For years networking companies have used the buzzword zero-copy to qualify those hardware/software solutions that allow applications to play with packets without the need to copy them at all. Zero-copy needs DMA (Direct Memory Access) for operating so that applications do not get a (shallow) copy of packets but they actually get the pointer to the packet. As you probably know, PF_RING DNA allows applications to access packets in zero-copy so that in the pfring_recv() call you get a pointer to the packet just receive. Whereas in traditional PF_RING you always get a copy of a packet portion (limited to the snaplen) sitting on a memory ring living on the kernel that is accessed in DMA.
In DNA, zero-copy applies not just to packet capture but also to packet transmission, and bouncing (i.e. you receive a packet on one interface and forward it to another interface). All those who have tested DNA have realized that an old Core2Duo 1.86 GHz is enough for handling TX line rate at 10G, so in general if you own an adequate server, DNA can solve all your RX and TX needs.
Over the past 6 months we have made many changes to DNA, in particular for making it more flexible not just for packet capture but also for packet processing. We have then decided to run some new performance tests in order to position DNA with similar solution such as netmap, and Intel DPDK that is probably the reference software in terms of packet processing on commodity hardware.
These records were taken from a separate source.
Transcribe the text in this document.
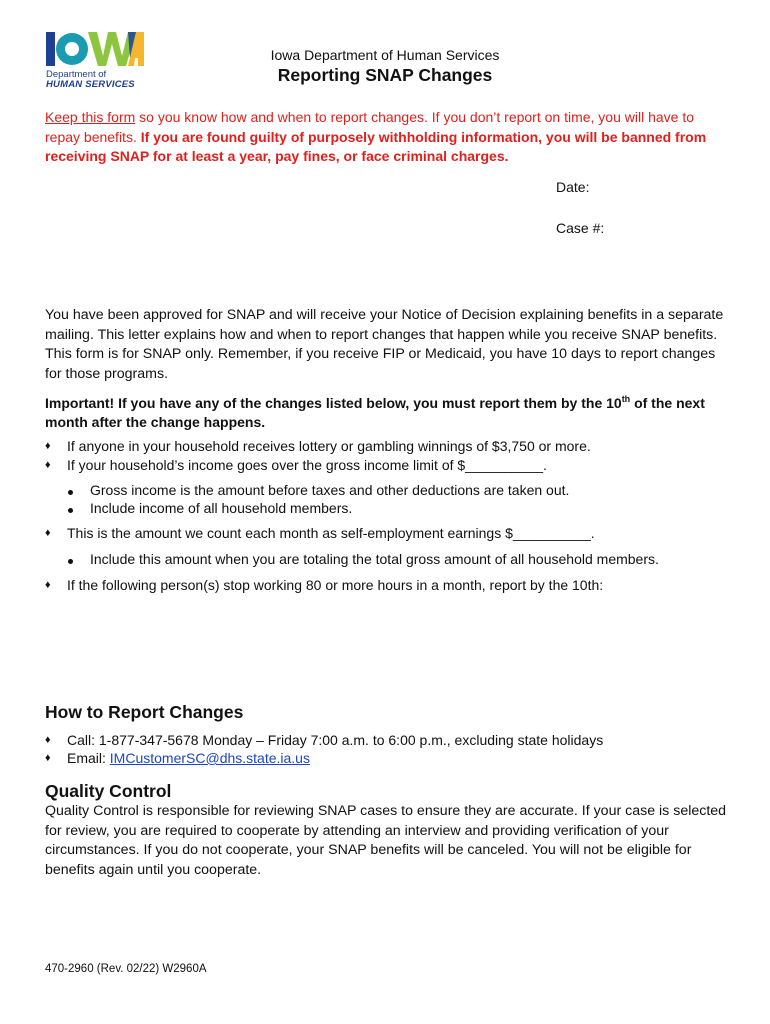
Department of
HUMAN SERVICES
Iowa Department of Human Services
Reporting SNAP Changes
Keep this form so you know how and when to report changes. If you don’t report on time, you will have to repay benefits. If you are found guilty of purposely withholding information, you will be banned from receiving SNAP for at least a year, pay fines, or face criminal charges.
Date:
Case #:

You have been approved for SNAP and will receive your Notice of Decision explaining benefits in a separate mailing. This letter explains how and when to report changes that happen while you receive SNAP benefits. This form is for SNAP only. Remember, if you receive FIP or Medicaid, you have 10 days to report changes for those programs.

Important! If you have any of the changes listed below, you must report them by the 10th of the next month after the change happens.
♦	If anyone in your household receives lottery or gambling winnings of $3,750 or more.
♦	If your household’s income goes over the gross income limit of $__________.
Gross income is the amount before taxes and other deductions are taken out.
Include income of all household members.
♦	This is the amount we count each month as self-employment earnings $__________.
Include this amount when you are totaling the total gross amount of all household members.
♦	If the following person(s) stop working 80 or more hours in a month, report by the 10th:
How to Report Changes
♦	Call: 1-877-347-5678 Monday – Friday 7:00 a.m. to 6:00 p.m., excluding state holidays
♦	Email: IMCustomerSC@dhs.state.ia.us
Quality Control

Quality Control is responsible for reviewing SNAP cases to ensure they are accurate. If your case is selected for review, you are required to cooperate by attending an interview and providing verification of your circumstances. If you do not cooperate, your SNAP benefits will be canceled. You will not be eligible for benefits again until you cooperate.

470-2960 (Rev. 02/22) W2960A
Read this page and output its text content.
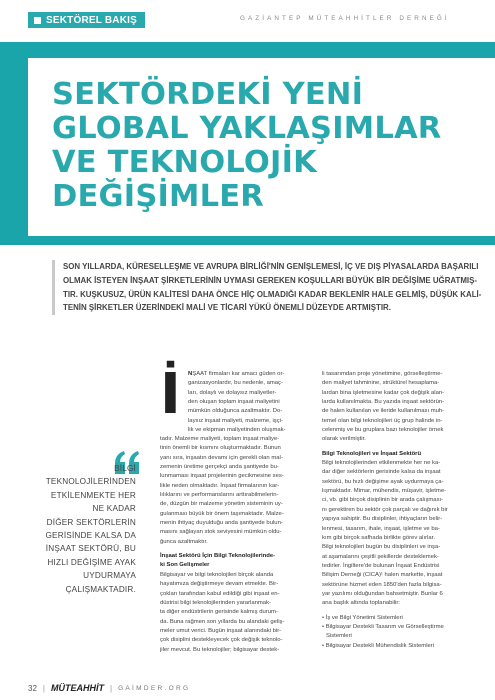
SEKTÖREL BAKIŞ	GAZİANTEP MÜTEAHHİTLER DERNEĞİ
SEKTÖRDEKİ YENİ
GLOBAL YAKLAŞIMLAR
VE TEKNOLOJİK
DEĞİŞİMLER
SON YILLARDA, KÜRESELLEŞME VE AVRUPA BİRLİĞİ'NİN GENİŞLEMESİ, İÇ VE DIŞ PİYASALARDA BAŞARILI
OLMAK İSTEYEN İNŞAAT ŞİRKETLERİNİN UYMASI GEREKEN KOŞULLARI BÜYÜK BİR DEĞİŞİME UĞRATMIŞ-
TIR. KUŞKUSUZ, ÜRÜN KALİTESİ DAHA ÖNCE HİÇ OLMADIĞI KADAR BEKLENİR HALE GELMİŞ, DÜŞÜK KALİ-
TENİN ŞİRKETLER ÜZERİNDEKİ MALİ VE TİCARİ YÜKÜ ÖNEMLİ DÜZEYDE ARTMIŞTIR.
BİLGİ
TEKNOLOJİLERİNDEN
ETKİLENMEKTE HER
NE KADAR
DİĞER SEKTÖRLERİN
GERİSİNDE KALSA DA
İNŞAAT SEKTÖRÜ, BU
HIZLI DEĞİŞİME AYAK
UYDURMAYA
ÇALIŞMAKTADIR.
İ	NŞAAT firmaları kar amacı güden or-
ganizasyonlardır, bu nedenle, amaç-
ları, dolaylı ve dolaysız maliyetler-
den oluşan toplam inşaat maliyetini
mümkün olduğunca azaltmaktır. Do-
laysız inşaat maliyeti, malzeme, işçi-
lik ve ekipman maliyetinden oluşmak-
tadır. Malzeme maliyeti, toplam inşaat maliye-
tinin önemli bir kısmını oluşturmaktadır. Bunun
yanı sıra, inşaatın devamı için gerekli olan mal-
zemenin üretime gerçekçi anda şantiyede bu-
lunmaması inşaat projelerinin gecikmesine ses-
likle neden olmaktadır. İnşaat firmalarının kar-
lılıklarını ve performanslarını arttırabilmelerin-
de, düzgün bir malzeme yönetim sisteminin uy-
gulanması büyük bir önem taşımaktadır. Malze-
menin ihtiyaç duyulduğu anda şantiyede bulun-
masını sağlayan stok seviyesini mümkün oldu-
ğunca azaltmaktır.
İnşaat Sektörü İçin Bilgi Teknolojilerinde-
ki Son Gelişmeler
Bilgisayar ve bilgi teknolojileri birçok alanda
hayatımıza değiştirmeye devam etmekte. Bir-
çokları tarafından kabul edildiği gibi inşaat en-
düstrisi bilgi teknolojilerinden yararlanmak-
ta diğer endüstrilerin gerisinde kalmış durum-
da. Buna rağmen son yıllarda bu alandaki geliş-
meler umut verici. Bugün inşaat alanındaki bir-
çok disiplini destekleyecek çok değişik teknolo-
jiler mevcut. Bu teknolojiler; bilgisayar destek-
li tasarımdan proje yönetimine, görselleştirme-
den maliyet tahminine, strüktürel hesaplama-
lardan bina işletmesine kadar çok değişik alan-
larda kullanılmakta. Bu yazıda inşaat sektörün-
de halen kullanılan ve ileride kullanılması muh-
temel olan bilgi teknolojileri üç grup halinde in-
celenmiş ve bu gruplara bazı teknolojiler örnek
olarak verilmiştir.
Bilgi Teknolojileri ve İnşaat Sektörü
Bilgi teknolojilerinden etkilenmekte her ne ka-
dar diğer sektörlerin gerisinde kalsa da inşaat
sektörü, bu hızlı değişime ayak uydurmaya ça-
lışmaktadır. Mimar, mühendis, müşavir, işletme-
ci, vb. gibi birçok disiplinin bir arada çalışması-
nı gerektiren bu sektör çok parçalı ve dağınık bir
yapıya sahiptir. Bu disiplinler, ihtiyaçların belir-
lenmesi, tasarım, ihale, inşaat, işletme ve ba-
kım gibi birçok safhada birlikte görev alırlar.
Bilgi teknolojileri bugün bu disiplinleri ve inşa-
at aşamalarını çeşitli şekillerde desteklemek-
tedirler. İngiltere'de bulunan İnşaat Endüstrisi
Bilişim Derneği (CICA)¹ halen markette, inşaat
sektörüne hizmet eden 1850'den fazla bilgisa-
yar yazılımı olduğundan bahsetmiştir. Bunlar 6
ana başlık altında toplanabilir:
• İş ve Bilgi Yönetimi Sistemleri
• Bilgisayar Destekli Tasarım ve Görselleştirme
Sistemleri
• Bilgisayar Destekli Mühendislik Sistemleri
32 | MÜTEAHHİT | GAİMDER.ORG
For our tests we used a entry-level server Supermicro X9SCL powered by a Xeon E31230 (4 cores + HyperThreading) fitted with two dual 10 Gbit NICs. For traffic generator we used a Spirent (4 x 10 Gbit ports) kindly provided by Silicom. For packet capture we used pfcount, and for packet receive+forwarding we have used pfdnabounce with a pre-release version of the libzero that will be releasing soon and that allows to operate in zero-copy across network interfaces.
Test 1: Packet Capture
We have connected all 4 ports of the Spirent to the four 10 Gbit ports. We injected 64 bytes packets on all ports. pfcount’s were started as follows
# ~/PF_RING/userland/examples/pfcount -i dna0 -a -g 0 # ~/PF_RING/userland/examples/pfcount -i dna1 -a -g 1 # ~/PF_RING/userland/examples/pfcount -i dna2 -a -g 2 # ~/PF_RING/userland/examples/pfcount -i dna3 -a -g 3
where each pfcount is bound to a different core. The ixgbe DNA driver has been loaded with a single RX queue (as you will read later on this article, one queue is enough).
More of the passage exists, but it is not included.